Gıllıgışlı İşler

Devletler bazen duyulursa mahcup olacakları, kendilerini zora sokacak işler yaparlar. Bu işleri yaparken yakalanmamak maharet ister. Bir defa yakalanırlarsa bu krizi idare etmek ise daha fazla maharet ister. Tedirgin, panik içinde ve aslında kendine güvensiz...

Devletler bazen duyulursa mahcup olacakları, kendilerini zora sokacak işler yaparlar. Bu işleri yaparken yakalanmamak maharet ister.

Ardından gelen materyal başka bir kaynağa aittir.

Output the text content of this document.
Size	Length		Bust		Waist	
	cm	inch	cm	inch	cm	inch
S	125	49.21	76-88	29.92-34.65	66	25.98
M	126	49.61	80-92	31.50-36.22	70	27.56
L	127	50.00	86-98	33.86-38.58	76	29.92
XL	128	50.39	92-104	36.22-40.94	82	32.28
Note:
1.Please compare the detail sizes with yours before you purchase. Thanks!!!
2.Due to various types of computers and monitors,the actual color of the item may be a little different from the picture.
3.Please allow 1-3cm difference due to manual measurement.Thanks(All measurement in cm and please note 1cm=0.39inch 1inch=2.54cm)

Bir defa yakalanırlarsa bu krizi idare etmek ise daha fazla maharet ister. Tedirgin, panik içinde ve aslında kendine güvensiz iktidarlar yakalanınca sert tedbirler alır. Böylelikle siyasi bir skandal yaratacağı etkinin katbekat fazlasını doğurur. Daha rasyonel davranan devletler ise en azından görüntüde işin üzerine gidiyor gibi davranır, bazı sorumluları tespit eder, gerekiyorsa yargılar ve siyasi skandalı denetim altına alır.

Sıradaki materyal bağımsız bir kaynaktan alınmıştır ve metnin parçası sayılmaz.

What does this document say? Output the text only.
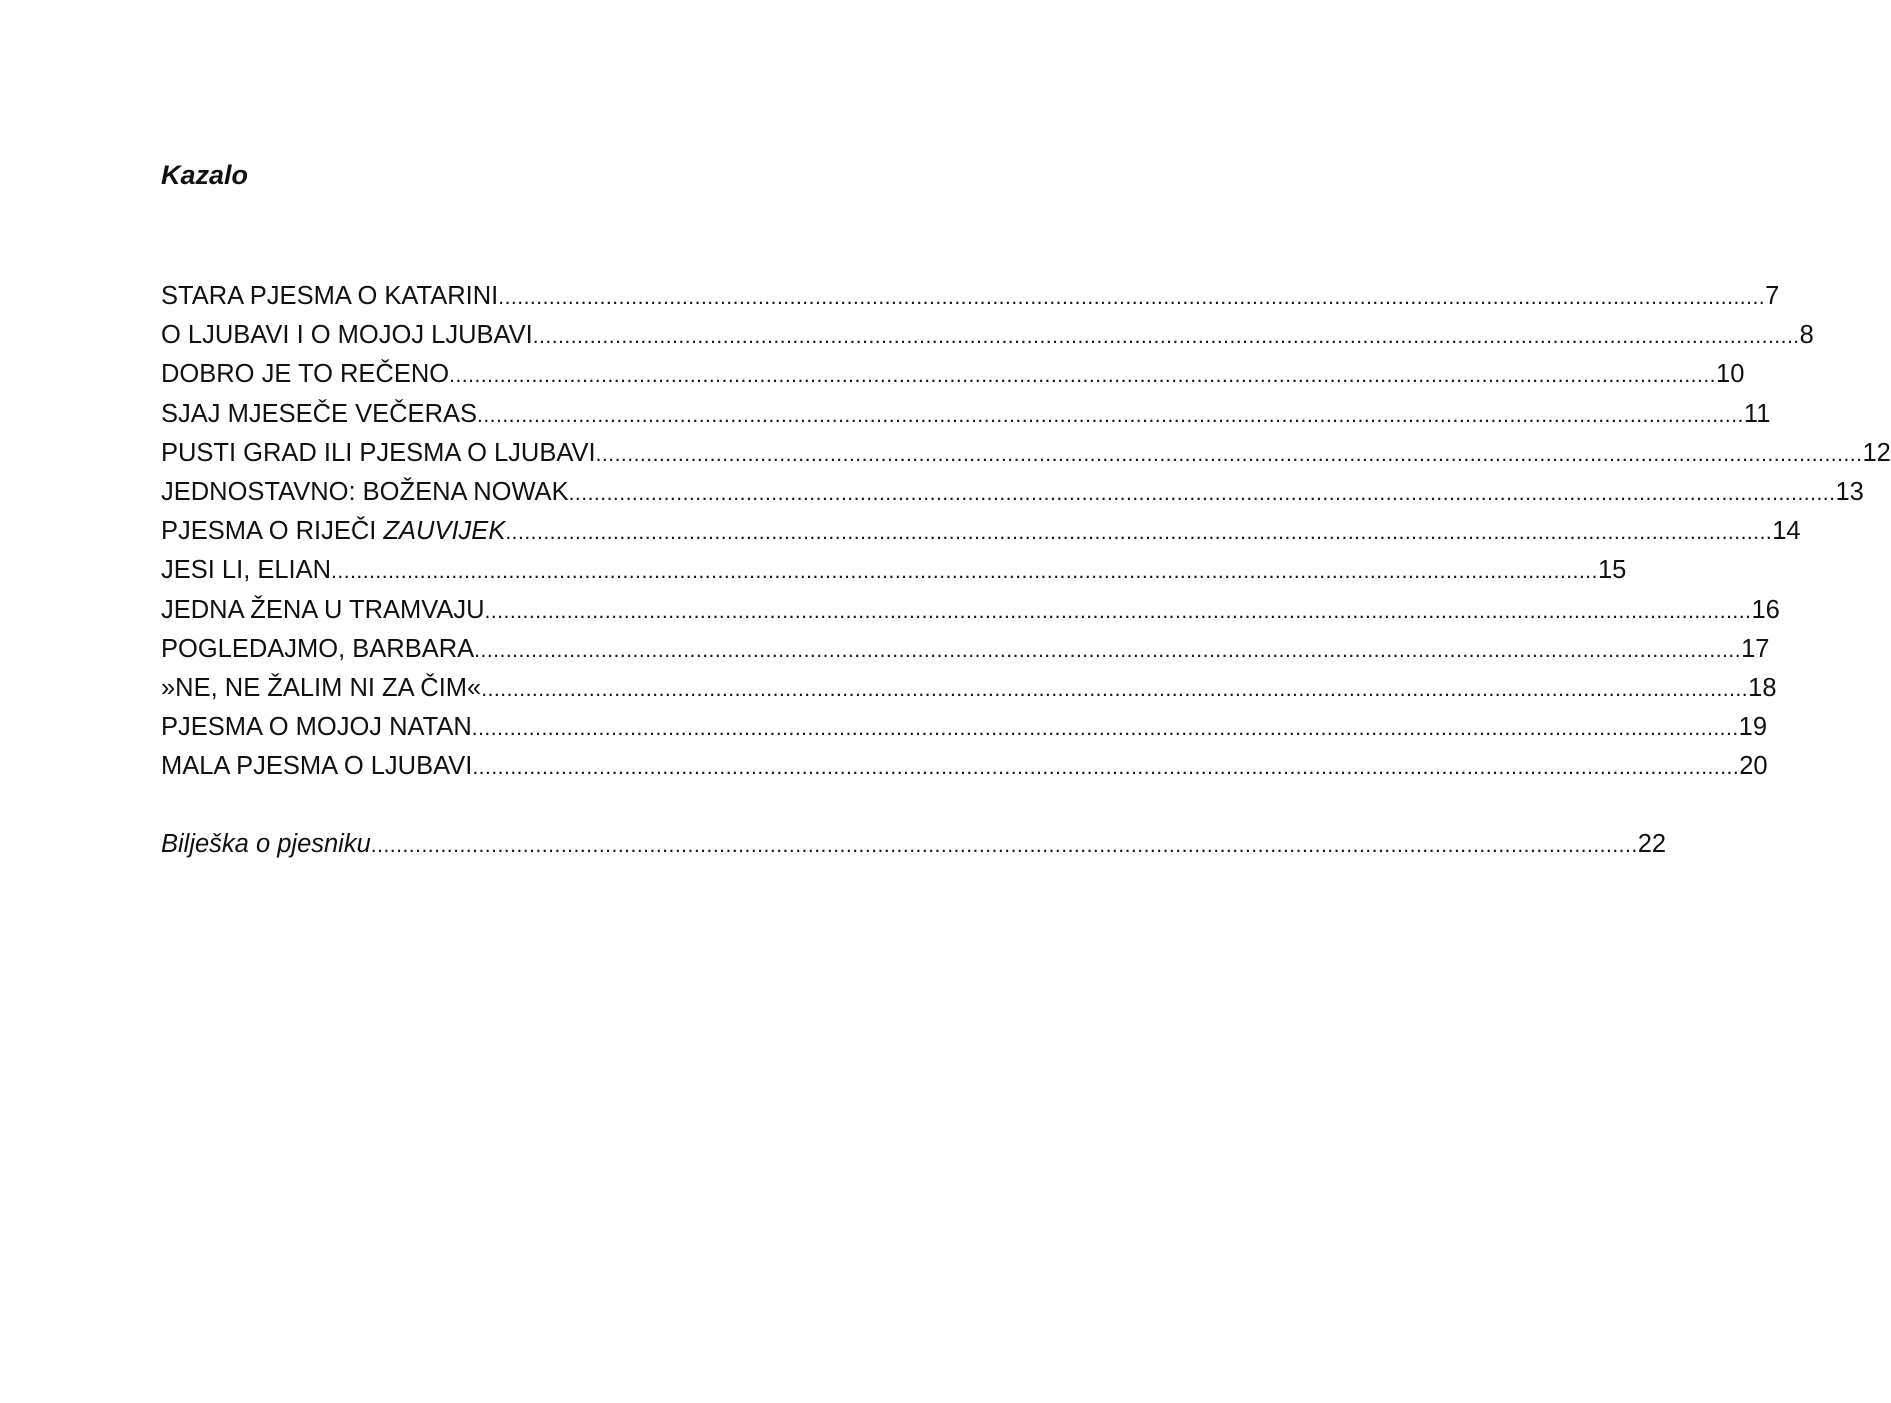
Kazalo
STARA PJESMA O KATARINI ........................................................................................................................................................................................................ 7
O LJUBAVI I O MOJOJ LJUBAVI ........................................................................................................................................................................................................ 8
DOBRO JE TO REČENO ........................................................................................................................................................................................................ 10
SJAJ MJESEČE VEČERAS ........................................................................................................................................................................................................ 11
PUSTI GRAD ILI PJESMA O LJUBAVI ........................................................................................................................................................................................................ 12
JEDNOSTAVNO: BOŽENA NOWAK ........................................................................................................................................................................................................ 13
PJESMA O RIJEČI ZAUVIJEK ........................................................................................................................................................................................................ 14
JESI LI, ELIAN ........................................................................................................................................................................................................ 15
JEDNA ŽENA U TRAMVAJU ........................................................................................................................................................................................................ 16
POGLEDAJMO, BARBARA ........................................................................................................................................................................................................ 17
»NE, NE ŽALIM NI ZA ČIM« ........................................................................................................................................................................................................ 18
PJESMA O MOJOJ NATAN ........................................................................................................................................................................................................ 19
MALA PJESMA O LJUBAVI ........................................................................................................................................................................................................ 20
Bilješka o pjesniku ........................................................................................................................................................................................................ 22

ABD, tam da İran-Irak savaşının göbeğinde İran’a silah satar mı?
Hem de İran’ı teröre sponsor devlet ilan etmişken İran’a ambargo uygularken İran’da iktidarı ABD’yi büyük şeytan ilan etmiş Humeyni gücünün zirvesindeyken. Peki ya İran’a silahları İsrail üzerinden satmayı aklından geçirir mi? Hem de İran, İsrail’i haritadan kazıma niyetindeyken. İsrail, böyle garip bir anlaşmaya onay verir mi?
Akla çok uzak gelen bu senaryo 1985 senesinde gerçekleşti. Amerikan vatandaşları Lübnan’da rehin alınmıştı. Rehin alanlar, İran yönetiminin etkisindeydi. İran, gizli kanallardan rehin alınanların serbest bırakılmasını sağlayabileceğini iletti. Karşılığında, Irak’la savaşta ihtiyaç duyduğu bazı silahları talep etti.
ABD yönetimi, silahların İran yönetimindeki “ılımlı bir gruba” gitmesi şartıyla bu talebi kabul etti. Silahları, İran’a İran’ın can düşmanı İsrail gönderdi. Karşılığında ABD, İsrail’e silah gönderdi ve İran’ın yaptığı ödemeyi cebe indirdi.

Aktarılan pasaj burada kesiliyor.